George Orwell Simply Lacked Imagination

Thankfully, our government seems to have no such deficit:


The core of this effort is a little-known system called Analysis, Dissemination, Visualization, Insight, and Semantic Enhancement, or ADVISE. Only a few public documents mention it. ADVISE is a research and development program within the Department of Homeland Security, part of its three-year-old Threat and Vulnerability, Testing and Assessment, or TVTA, portfolio. The TVTA received nearly $50 million in federal funding this year.


A major part of ADVISE involves data-mining — or “dataveillance,” as some call it. It means sifting through data to look for patterns. If a supermarket finds that customers who buy cider also tend to buy fresh-baked bread, it might group the two together. To prevent fraud, credit-card issuers use data-mining to look for patterns of suspicious activity.

What sets ADVISE apart is its scope. It would collect a vast array of corporate and public online information — from financial records to CNN news stories — and cross-reference it against U.S. intelligence and law-enforcement records. The system would then store it as “entities” — linked data about people, places, things, organizations, and events, according to a report summarizing a 2004 DHS conference in Alexandria, Va.

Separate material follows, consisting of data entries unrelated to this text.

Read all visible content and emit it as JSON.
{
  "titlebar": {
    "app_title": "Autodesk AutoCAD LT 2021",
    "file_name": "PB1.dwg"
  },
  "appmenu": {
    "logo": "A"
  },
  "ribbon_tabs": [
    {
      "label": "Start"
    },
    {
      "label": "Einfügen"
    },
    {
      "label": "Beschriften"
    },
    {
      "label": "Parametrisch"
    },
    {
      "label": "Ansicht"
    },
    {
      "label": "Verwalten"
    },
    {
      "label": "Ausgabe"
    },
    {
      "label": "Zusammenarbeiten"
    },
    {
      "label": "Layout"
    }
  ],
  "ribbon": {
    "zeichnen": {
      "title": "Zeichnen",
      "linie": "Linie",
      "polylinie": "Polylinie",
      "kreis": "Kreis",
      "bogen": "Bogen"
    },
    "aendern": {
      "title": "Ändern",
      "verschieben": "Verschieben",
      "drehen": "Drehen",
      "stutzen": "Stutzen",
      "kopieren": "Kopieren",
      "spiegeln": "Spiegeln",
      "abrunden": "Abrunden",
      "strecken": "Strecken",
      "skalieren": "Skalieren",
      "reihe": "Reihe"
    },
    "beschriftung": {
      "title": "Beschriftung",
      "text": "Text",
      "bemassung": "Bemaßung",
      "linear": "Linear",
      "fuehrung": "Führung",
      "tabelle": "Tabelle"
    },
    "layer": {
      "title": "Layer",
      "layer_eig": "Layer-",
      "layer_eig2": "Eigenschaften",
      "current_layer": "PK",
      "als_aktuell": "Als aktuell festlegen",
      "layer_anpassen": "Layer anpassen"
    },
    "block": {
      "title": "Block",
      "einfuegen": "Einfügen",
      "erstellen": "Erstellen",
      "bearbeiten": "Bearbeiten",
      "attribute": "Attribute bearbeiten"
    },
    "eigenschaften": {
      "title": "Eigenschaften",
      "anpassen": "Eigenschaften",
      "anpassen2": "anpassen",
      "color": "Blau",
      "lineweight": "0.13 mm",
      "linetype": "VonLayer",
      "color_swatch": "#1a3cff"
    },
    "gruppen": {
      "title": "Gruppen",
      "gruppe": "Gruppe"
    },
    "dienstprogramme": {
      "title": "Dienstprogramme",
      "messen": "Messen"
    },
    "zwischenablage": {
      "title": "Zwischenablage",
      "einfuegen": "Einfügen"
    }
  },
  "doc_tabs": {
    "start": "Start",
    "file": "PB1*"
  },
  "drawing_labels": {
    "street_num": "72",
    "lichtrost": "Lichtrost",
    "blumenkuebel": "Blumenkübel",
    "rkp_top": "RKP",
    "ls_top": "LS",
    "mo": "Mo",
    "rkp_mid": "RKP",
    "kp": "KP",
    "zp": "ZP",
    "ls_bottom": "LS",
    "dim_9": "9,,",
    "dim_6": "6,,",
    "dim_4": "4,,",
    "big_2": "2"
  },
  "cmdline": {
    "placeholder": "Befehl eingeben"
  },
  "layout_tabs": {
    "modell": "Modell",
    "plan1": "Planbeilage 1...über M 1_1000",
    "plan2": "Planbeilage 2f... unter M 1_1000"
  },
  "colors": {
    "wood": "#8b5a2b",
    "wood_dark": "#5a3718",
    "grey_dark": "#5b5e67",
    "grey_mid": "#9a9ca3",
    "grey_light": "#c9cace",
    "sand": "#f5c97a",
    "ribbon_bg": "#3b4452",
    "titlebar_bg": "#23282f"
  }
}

But ADVISE and related DHS technologies aim to do much more, according to Joseph Kielman, manager of the TVTA portfolio. The key is not merely to identify terrorists, or sift for key words, but to identify critical patterns in data that illumine their motives and intentions, he wrote in a presentation at a November conference in Richland, Wash.

For example: Is a burst of Internet traffic between a few people the plotting of terrorists, or just bloggers arguing? ADVISE algorithms would try to determine that before flagging the data pattern for a human analyst’s review.

The scary part is that this isn’t even technically unfeasible. To a large extent, it’s exactly what Google does, except it would be tweaked for a different purpose.